A direção geral da peça é de Gabriel Villela. Estão no elenco: Camille Carvalho, Dudu Galvão, César Ferrario, Joel Monteiro, Marco França, Paula Queiroz, Renata Kaiser e Titina Medeiros. A peça é do final de 2010 e entre muitas apresentações ainda agendadas, vai participar do Festival Santiago a Mil, no Chile, e Festival Tchecov, em Moscou, em 2013. Em entrevista ao Mais Cruzeiro, o diretor do Clowns de Shakespeare, Fernando Yamamoto, revela a próxima montagem. "Será o Hamlet, com direção do paulista Marcio Aurelio". Confira:
Qual a essência do teatro de rua presente nessa peça?
É um espetáculo que conta a fábula shakespeariana a partir do universo do circo mambembe, de beira de estrada, lona furada, muito comum no interior brasileiro, em especial no nordeste.
E o que tem especificamente de clown nesse trabalho?
Além de alguns personagens serem construídos como palhaços, como por exemplo dois assassinos que, já no texto original, são personagens muito simples, do povo e atrapalhados, ou seja, já trazem essa verve clownesca. O espetáculo é todo contato a partir da lógica subversiva do palhaço, numa relação de triangulação com o público que vem da técnica de clown, tão importante para a formação do grupo.
O espetáculo, riquíssimo visivelmente, ainda tem uma variedade de canções populares, canções nordestinas e até uma pitada de modernidade, é isso mesmo?

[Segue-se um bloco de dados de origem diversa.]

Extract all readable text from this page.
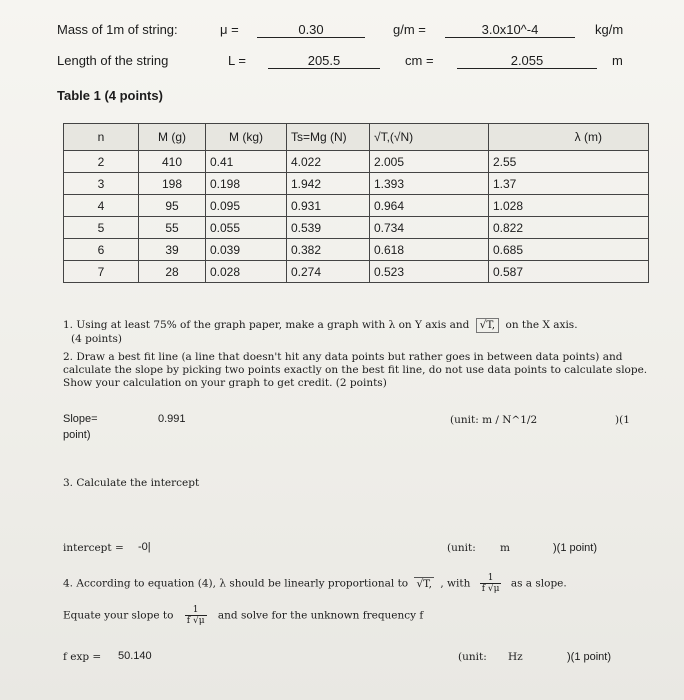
Mass of 1m of string:	μ =	0.30	g/m =	3.0x10^-4	kg/m
Length of the string	L =	205.5	cm =	2.055	m
Table 1 (4 points)
n	M (g)	M (kg)	Ts=Mg (N)	√T,(√N)	λ (m)
2	410	0.41	4.022	2.005	2.55
3	198	0.198	1.942	1.393	1.37
4	95	0.095	0.931	0.964	1.028
5	55	0.055	0.539	0.734	0.822
6	39	0.039	0.382	0.618	0.685
7	28	0.028	0.274	0.523	0.587
1. Using at least 75% of the graph paper, make a graph with λ on Y axis and √T, on the X axis.
(4 points)
2. Draw a best fit line (a line that doesn't hit any data points but rather goes in between data points) and calculate the slope by picking two points exactly on the best fit line, do not use data points to calculate slope. Show your calculation on your graph to get credit. (2 points)
Slope=	0.991
point)
(unit: m / N^1/2	)(1
3. Calculate the intercept
intercept = -0|	(unit: m	)(1 point)
4. According to equation (4), λ should be linearly proportional to √T, , with $\frac{1}{f √\mu}$ as a slope.
Equate your slope to $\frac{1}{f √\mu}$ and solve for the unknown frequency f
f exp = 50.140	(unit: Hz	)(1 point)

Exatamente. Tanto no tratamento visual quanto no trabalho musical, o espetáculo traz uma fusão das referências nordestinas com elementos universais, a começar pelo próprio texto, um Shakespeare sendo contado a partir da prosódia nordestina. O cenário e o figurino trazem uma mistura de tecidos muito nobres, como sedas, palhas delicadíssimas importadas da África, com materiais mais brutos, comuns no sertão, como o couro e o cipó. Na parte musical, o Gabriel Villela vem a Natal propondo o rock inglês como elemento de conexão do nosso trabalho com o país de origem do Shakespeare, porém com a Inglaterra contemporânea. Assim, no espetáculo, surge Queen, Supertramp, dentre outros. No entanto, no decorrer do processo sentimos a necessidade de mergulhar também no universo da música nordestina e acabamos encontrando essa fusão entre os dois universos, trazendo Luiz Gonzaga e as incelenças para dialogar com o rock.
E como foi essa questão de trabalhar com as incelenças? É a primeira vez que vocês utilizam esse recurso?
As incelenças são músicas de encomenda, muito comuns no interior nordestino, em que carpideiras são contratadas para chorar e cantar à beira do caixão para que o morto chegue bem aos céus. Como estávamos lidando com uma história que trata dessa carnificina, em que tantos assassinatos acontecem para que o protagonista consiga atingir seu objetivo de se tornar rei, achamos por bem fazer uma pesquisa sobre as incelenças, para usar como base musical que conduz todo o espetáculo. Além disso, ela também acaba batizando o espetáculo, brincando com essa corruptela do pronome de tratamento "excelência", que é a origem da palavra.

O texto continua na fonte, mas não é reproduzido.